The immediate beneficiaries are the partners of this proposal and the application domains they are engaged in, i.e. micro/web-services, distributed containers, legacy code analysis, e-Science (robotics), e-Healthcare and financial technology. More generally, those engaged in the development of large-scale distributed applications will also benefit, ranging from global enterprise to infrastructure for public sectors (e.g. healthcare).

The second class of beneficiaries are those who build tools and environments for the runtime management of distributed tracing (observabilities of systems behaviours), including the middleware targeted to Cloud Computing. The validation algorithms and monitor/tracing architecture offer a comprehensive framework for (hybrid) static and runtime safety enforcement, with automatic or semi-automatic development-time verification.

The third beneficiaries are end-users and society as a whole, especially users of IT infrastructure developed in this fellowship proposal. Once the usability of the methodology is established, the new assurance methodology will lead to a comprehensive certification framework as a public standard. For example, distributed tracing is being standardised through the OpenTracing standard, a language-agnostic standard for distributed tracing, developed by the industry partner (Red Hat). Collaborations with Red Hat will have a large impact on establishing the link with two major open source projects, OpenTracing and Jaeger, part of the Cloud Native Computing Foundation (CNCF).

(2) How might they benefit from this research?

This fellowship project will produce a toolchain whose comprehensive support for software development and safety assurance will be tested through prominent real large-scale use cases with the project partners.

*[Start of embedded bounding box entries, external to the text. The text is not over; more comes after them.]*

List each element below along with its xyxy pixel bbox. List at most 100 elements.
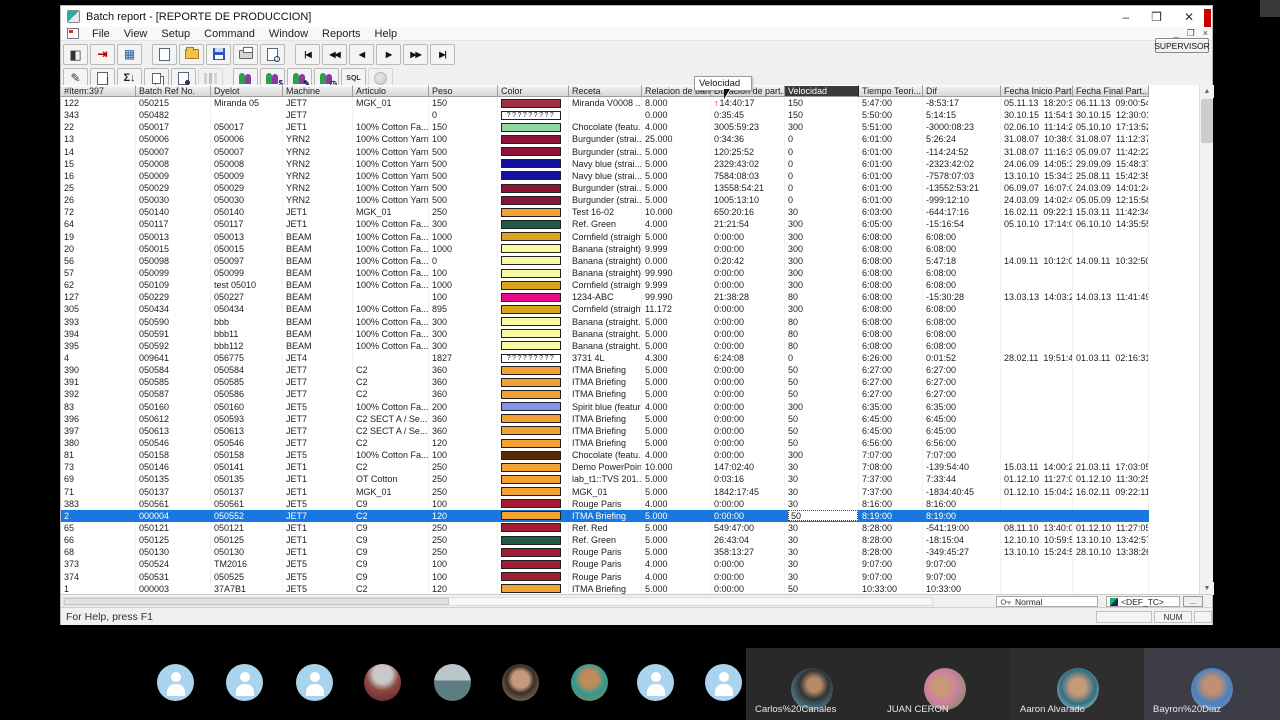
menu-item-help[interactable]: Help xyxy=(368,28,405,40)
new-document-button[interactable] xyxy=(152,43,177,65)
print-preview-button[interactable] xyxy=(260,43,285,65)
supervisor-button[interactable]: SUPERVISOR xyxy=(1154,38,1210,53)
table-row[interactable]: 25 050029 050029 YRN2 100% Cotton Yarn 500 Bur… xyxy=(61,181,1149,195)
table-row[interactable]: 57 050099 050099 BEAM 100% Cotton Fa... 100 Ba… xyxy=(61,266,1149,280)
print-button[interactable] xyxy=(233,43,258,65)
table-row[interactable]: 393 050590 bbb BEAM 100% Cotton Fa... 300 Bana… xyxy=(61,315,1149,328)
title-bar[interactable]: Batch report - [REPORTE DE PRODUCCION] –… xyxy=(61,6,1212,33)
table-row[interactable]: 15 050008 050008 YRN2 100% Cotton Yarn 500 Nav… xyxy=(61,157,1149,170)
column-header--item-397[interactable]: #Item:397 xyxy=(61,85,136,97)
column-header-receta[interactable]: Receta xyxy=(569,85,642,97)
table-row[interactable]: 72 050140 050140 JET1 MGK_01 250 Test 16-02 10.… xyxy=(61,206,1149,219)
open-folder-button[interactable] xyxy=(179,43,204,65)
table-row[interactable]: 374 050531 050525 JET5 C9 100 Rouge Paris 4.000… xyxy=(61,570,1149,583)
table-row[interactable]: 2 000004 050552 JET7 C2 120 ITMA Briefing 5.000… xyxy=(61,509,1149,522)
table-row[interactable]: 73 050146 050141 JET1 C2 250 Demo PowerPoint 10… xyxy=(61,461,1149,474)
table-row[interactable]: 343 050482 JET7 0????????? 0.000 0:35:45 150 5:… xyxy=(61,109,1149,122)
table-row[interactable]: 66 050125 050125 JET1 C9 250 Ref. Green 5.000 26… xyxy=(61,534,1149,547)
column-header-peso[interactable]: Peso xyxy=(429,85,498,97)
mdi-document-icon[interactable] xyxy=(67,28,79,39)
column-header-articulo[interactable]: Articulo xyxy=(353,85,429,97)
participant-avatar-placeholder[interactable] xyxy=(226,664,263,701)
contrast-button[interactable]: ◧ xyxy=(63,43,88,65)
table-row[interactable]: 373 050524 TM2016 JET5 C9 100 Rouge Paris 4.000… xyxy=(61,558,1149,571)
more-button[interactable]: ... xyxy=(1183,596,1203,607)
table-row[interactable]: 390 050584 050584 JET7 C2 360 ITMA Briefing 5.0… xyxy=(61,364,1149,377)
column-header-velocidad[interactable]: Velocidad xyxy=(785,85,859,97)
table-row[interactable]: 305 050434 050434 BEAM 100% Cotton Fa... 895 C… xyxy=(61,303,1149,316)
table-row[interactable]: 19 050013 050013 BEAM 100% Cotton Fa... 1000 C… xyxy=(61,230,1149,243)
participant-avatar-placeholder[interactable] xyxy=(296,664,333,701)
participant-avatar-photo-harbor[interactable] xyxy=(434,664,471,701)
table-row[interactable]: 1 000003 37A7B1 JET5 C2 120 ITMA Briefing 5.000… xyxy=(61,582,1149,595)
table-row[interactable]: 81 050158 050158 JET5 100% Cotton Fa... 100 Ch… xyxy=(61,449,1149,462)
table-row[interactable]: 397 050613 050613 JET7 C2 SECT A / Se... 360 I… xyxy=(61,424,1149,437)
table-row[interactable]: 13 050006 050006 YRN2 100% Cotton Yarn 100 Bur… xyxy=(61,133,1149,146)
table-row[interactable]: 83 050160 050160 JET5 100% Cotton Fa... 200 Sp… xyxy=(61,400,1149,413)
scroll-up-arrow[interactable]: ▲ xyxy=(1200,85,1214,98)
table-row[interactable]: 65 050121 050121 JET1 C9 250 Ref. Red 5.000 549:… xyxy=(61,521,1149,535)
column-header-dif[interactable]: Dif xyxy=(923,85,1001,97)
table-row[interactable]: 20 050015 050015 BEAM 100% Cotton Fa... 1000 B… xyxy=(61,242,1149,255)
nav-next-fast-button[interactable]: ▶▶ xyxy=(403,43,428,65)
grid-button[interactable]: ▦ xyxy=(117,43,142,65)
table-row[interactable]: 383 050561 050561 JET5 C9 100 Rouge Paris 4.000… xyxy=(61,497,1149,510)
menu-item-setup[interactable]: Setup xyxy=(154,28,197,40)
participant-avatar-placeholder[interactable] xyxy=(637,664,674,701)
exit-button[interactable]: ⇥ xyxy=(90,43,115,65)
minimize-button[interactable]: – xyxy=(1122,10,1129,24)
horizontal-scrollbar[interactable] xyxy=(63,597,933,606)
participant-avatar-placeholder[interactable] xyxy=(705,664,742,701)
menu-item-view[interactable]: View xyxy=(117,28,155,40)
table-row[interactable]: 68 050130 050130 JET1 C9 250 Rouge Paris 5.000 3… xyxy=(61,546,1149,559)
table-row[interactable]: 69 050135 050135 JET1 OT Cotton 250 lab_t1::TV… xyxy=(61,473,1149,486)
nav-last-button[interactable]: ▶| xyxy=(430,43,455,65)
horizontal-scrollbar-thumb[interactable] xyxy=(64,598,449,605)
def-tc-combo[interactable]: <DEF_TC> xyxy=(1106,596,1180,607)
close-button[interactable]: ✕ xyxy=(1184,10,1194,24)
participant-avatar-placeholder[interactable] xyxy=(157,664,194,701)
table-row[interactable]: 4 009641 056775 JET4 1827????????? 3731 4L 4.3… xyxy=(61,351,1149,365)
column-header-tiempo-teori-[interactable]: Tiempo Teori...▲ xyxy=(859,85,923,97)
table-row[interactable]: 127 050229 050227 BEAM 100 1234-ABC 99.990 21:3… xyxy=(61,291,1149,304)
participant-avatar-photo-glasses[interactable] xyxy=(502,664,539,701)
menu-item-file[interactable]: File xyxy=(85,28,117,40)
column-header-machine[interactable]: Machine xyxy=(283,85,353,97)
mode-combo[interactable]: Normal xyxy=(996,596,1098,607)
participant-avatar-photo-teal-shirt[interactable] xyxy=(571,664,608,701)
nav-next-button[interactable]: ▶ xyxy=(376,43,401,65)
table-row[interactable]: 391 050585 050585 JET7 C2 360 ITMA Briefing 5.0… xyxy=(61,376,1149,389)
column-header-batch-ref-no-[interactable]: Batch Ref No. xyxy=(136,85,211,97)
table-row[interactable]: 396 050612 050593 JET7 C2 SECT A / Se... 360 I… xyxy=(61,412,1149,425)
velocity-edit-box[interactable]: 50 xyxy=(788,510,858,522)
participant-tile[interactable]: Bayron%20Diaz xyxy=(1144,648,1280,720)
table-row[interactable]: 395 050592 bbb112 BEAM 100% Cotton Fa... 300 B… xyxy=(61,339,1149,352)
participant-tile[interactable]: JUAN CERON xyxy=(878,648,1011,720)
participant-tile[interactable]: Carlos%20Canales xyxy=(746,648,878,720)
column-header-dyelot[interactable]: Dyelot xyxy=(211,85,283,97)
column-header-fecha-inicio-part-[interactable]: Fecha Inicio Part.. xyxy=(1001,85,1073,97)
menu-item-reports[interactable]: Reports xyxy=(315,28,368,40)
nav-prev-button[interactable]: ◀ xyxy=(349,43,374,65)
participant-avatar-photo-gray-hair[interactable] xyxy=(364,664,401,701)
save-button[interactable] xyxy=(206,43,231,65)
nav-prev-fast-button[interactable]: ◀◀ xyxy=(322,43,347,65)
table-row[interactable]: 22 050017 050017 JET1 100% Cotton Fa... 150 Ch… xyxy=(61,121,1149,134)
table-row[interactable]: 394 050591 bbb11 BEAM 100% Cotton Fa... 300 Ba… xyxy=(61,327,1149,340)
vertical-scrollbar[interactable]: ▲ ▼ xyxy=(1199,85,1214,595)
scrollbar-thumb[interactable] xyxy=(1201,99,1213,143)
table-row[interactable]: 16 050009 050009 YRN2 100% Cotton Yarn 500 Nav… xyxy=(61,169,1149,182)
table-row[interactable]: 56 050098 050097 BEAM 100% Cotton Fa... 0 Bana… xyxy=(61,254,1149,267)
table-row[interactable]: 380 050546 050546 JET7 C2 120 ITMA Briefing 5.0… xyxy=(61,436,1149,450)
table-row[interactable]: 392 050587 050586 JET7 C2 360 ITMA Briefing 5.0… xyxy=(61,388,1149,401)
table-row[interactable]: 122 050215 Miranda 05 JET7 MGK_01 150 Miranda … xyxy=(61,97,1149,110)
participant-tile[interactable]: Aaron Alvarado xyxy=(1011,648,1144,720)
menu-item-window[interactable]: Window xyxy=(262,28,315,40)
maximize-button[interactable]: ❒ xyxy=(1151,10,1162,24)
table-row[interactable]: 14 050007 050007 YRN2 100% Cotton Yarn 500 Bur… xyxy=(61,145,1149,158)
nav-first-button[interactable]: |◀ xyxy=(295,43,320,65)
table-row[interactable]: 71 050137 050137 JET1 MGK_01 250 MGK_01 5.000 18… xyxy=(61,485,1149,498)
column-header-color[interactable]: Color xyxy=(498,85,569,97)
table-row[interactable]: 26 050030 050030 YRN2 100% Cotton Yarn 500 Bur… xyxy=(61,194,1149,207)
table-row[interactable]: 64 050117 050117 JET1 100% Cotton Fa... 300 Re… xyxy=(61,218,1149,231)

The development and management experience with the partners will make our toolchain usable by professional developers (including architects, designers and programmers).

In the medium term, when associated development methods have reached sufficient maturity, it is possible for application providers who are using OpenTracing or GitOps to contribute to the enhancement of the toolchain or provide their own versions. Similarly the ecosystem of programming languages and APIs for protocols (i.e. Scribble framework developed) will be enriched by those working inside and outside academic institutions.

Finally the end-users will benefit from the use of safer services with a clear guarantee of their behaviour. Applications will enjoy enriched functionalities because more time and cost can be spent on new functions rather than maintenance and informal manual assurance. Such a trend will be accelerated when the competition in the software tools market for the development and assurance of communication-intensive software emerges (through DevOps), and will be further assisted by a public standard for software quality based on the proposed methodologies. This will ensure the safety of large-scale infrastructures such as financial networks, healthcare and robotics/UAVs, all of which offer critical services and knowledge to our society, and influencing the policy and regulator, putting People in the Heart of ICT.